Late in 2005, the Department of Defense released the results of a survey questioning men and women at the service academies about sexual harassment and assault. You would never know, judging from news stories about the survey, that reports of sexual harassment at the military academies have gone down.
Comparing the 124-page "Sexual Harassment and Assault Survey" (SASA 2005) and another one done by the Government Accountability Office in the 1990s shows a downward trend in sexual harassment and “sexist behaviors” at the academies.
The percentage of survey respondents reporting some form of sexual harassment — most of them minor — dropped from 80% to 62% at West Point, 70% to 59% at the Naval Academy (USNA), and 78% to 49% at the Air Force Academy (AFA). Suggestive jokes and rudeness are annoying, but "sexist behaviors" occur at rates similar to or lower than those at civilian colleges.
Reports of more serious abuse of women at the military academies have been greatly exaggerated. Even one case of assault is too many, but this survey did not chronicle "substantiated" cases. Looking closer at figures in the SASA 2005, we find that 6% of women at the Military Academy (USMA), 5% of women at the USNA, and 4% of women at the AFA reported some form of sexual assault, defined most often as "unwanted touching of private parts."

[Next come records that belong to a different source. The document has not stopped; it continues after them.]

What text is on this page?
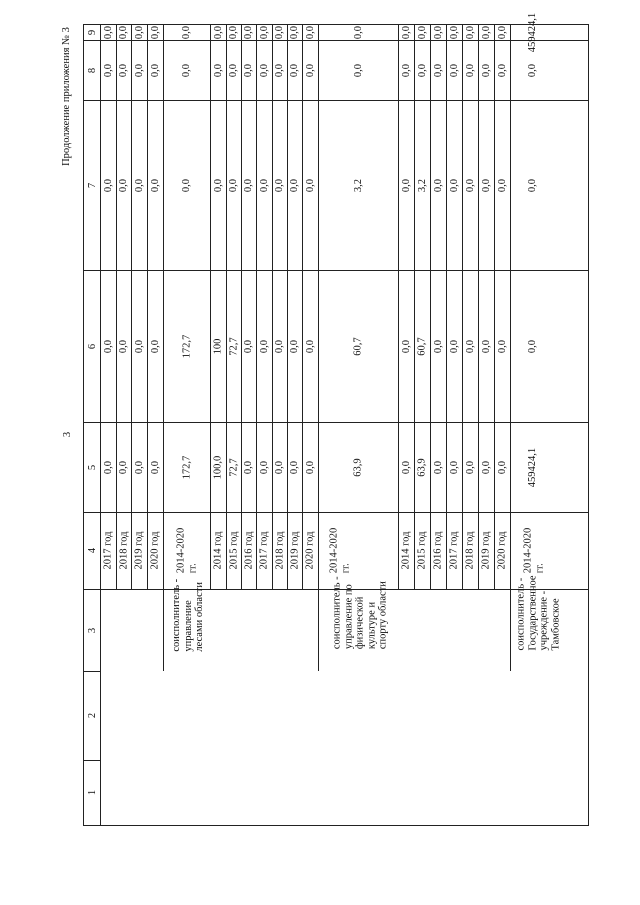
3
Продолжение приложения № 3 9
8
7
6
5
4
3
2
1
2017 год
0,0
0,0
0,0
0,0
0,0
2018 год
0,0
0,0
0,0
0,0
0,0
2019 год
0,0
0,0
0,0
0,0
0,0
2020 год
0,0
0,0
0,0
0,0
0,0
соисполнитель -
управление
лесами области
2014-2020
гг.
0,0
0,0
0,0
172,7
172,7
2014 год
0,0
0,0
0,0
100
100,0
2015 год
0,0
0,0
0,0
72,7
72,7
2016 год
0,0
0,0
0,0
0,0
0,0
2017 год
0,0
0,0
0,0
0,0
0,0
2018 год
0,0
0,0
0,0
0,0
0,0
2019 год
0,0
0,0
0,0
0,0
0,0
2020 год
0,0
0,0
0,0
0,0
0,0
соисполнитель -
управление по
физической
культуре и
спорту области
2014-2020
гг.
0,0
0,0
3,2
60,7
63,9
2014 год
0,0
0,0
0,0
0,0
0,0
2015 год
0,0
0,0
3,2
60,7
63,9
2016 год
0,0
0,0
0,0
0,0
0,0
2017 год
0,0
0,0
0,0
0,0
0,0
2018 год
0,0
0,0
0,0
0,0
0,0
2019 год
0,0
0,0
0,0
0,0
0,0
2020 год
0,0
0,0
0,0
0,0
0,0
соисполнитель -
Государственное
учреждение -
Тамбовское
2014-2020
гг.
459424,1
0,0
0,0
0,0
459424,1
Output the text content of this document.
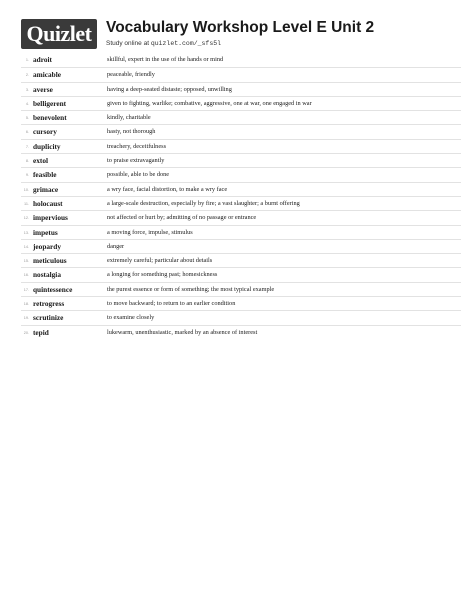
Quizlet Vocabulary Workshop Level E Unit 2
Study online at quizlet.com/_sfs5l
1. adroit	skillful, expert in the use of the hands or mind
2. amicable	peaceable, friendly
3. averse	having a deep-seated distaste; opposed, unwilling
4. belligerent	given to fighting, warlike; combative, aggressive, one at war, one engaged in war
5. benevolent	kindly, charitable
6. cursory	hasty, not thorough
7. duplicity	treachery, deceitfulness
8. extol	to praise extravagantly
9. feasible	possible, able to be done
10. grimace	a wry face, facial distortion, to make a wry face
11. holocaust	a large-scale destruction, especially by fire; a vast slaughter; a burnt offering
12. impervious	not affected or hurt by; admitting of no passage or entrance
13. impetus	a moving force, impulse, stimulus
14. jeopardy	danger
15. meticulous	extremely careful; particular about details
16. nostalgia	a longing for something past; homesickness
17. quintessence	the purest essence or form of something; the most typical example
18. retrogress	to move backward; to return to an earlier condition
19. scrutinize	to examine closely
20. tepid	lukewarm, unenthusiastic, marked by an absence of interest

West Point was tagged with the largest figure (6%) for sexual assault, but perspective is in order. The percentage resulted from anonymous reports from only seven more women than the number who anonymously reported assaults at the Air Force Academy.
Questions Not Asked
In 2004, Defense Department Inspector General Joseph E. Schmitz conducted an extensive survey at the academies, which found that fraudulent complaints are perceived as a problem by an average of 73% of women at the Air Force Academy, West Point, and Annapolis. The comparable average percentage for men at all three academies was 72%. Figures of that size indicate a problem worthy of further investigation. But in the SASA 2005 report there were no questions about fraudulent complaints. The omission was intentional.
The 2005 survey also omitted any questions about "complaints that standards have been lowered," even though this was identified by the GAO in 1991 and 1994 as the second most prominent type of sexual harassment at the academies. That issue didn’t fit the template. In fact, the survey seemed to omit any mention of men’s concerns at all — unless they complained about sexual harassment or assault. Concerns about differing standards, false accusations and a lack of legal support when accusations are filed simply don’t count.
According to the report, at the USMA 95% of female cadets who did not report incidents of sexual harassment said they "believed they could handle the situation themselves." At the USNA, the figure was 100%. But at the AFA, the figure was only 70%. This suggests that women at West Point and the USNA know how to deal with guys who get out of line, but fewer AFA women feel prepared to do so. Instead, they turn to professionals in the "victim-advocate" service provider industry.
At all three institutions, the percentages of men and women who said they knew how to report sexual misconduct were between 90% and 99%. Critics still complain as if the huge array of support services simply does not exist. This happens repeatedly because the victim-advocate service-provider industry is a special interest like all others. Prizes being sought include contracts for multi-year Defense Department projects, polls and surveys, high-profile women’s conferences and seminars, prestigious offices, and career opportunities for women’s studies majors schooled in male-bashing attitudes.
It is time for Defense Secretary Rumsfeld to stop the endless cycle of negative reports about sexual harassment. Sexual misconduct must be discouraged, and academy instructors should teach discipline and high moral standards. But even if the service academies produced only saints, the professional victim advocates would not be satisfied.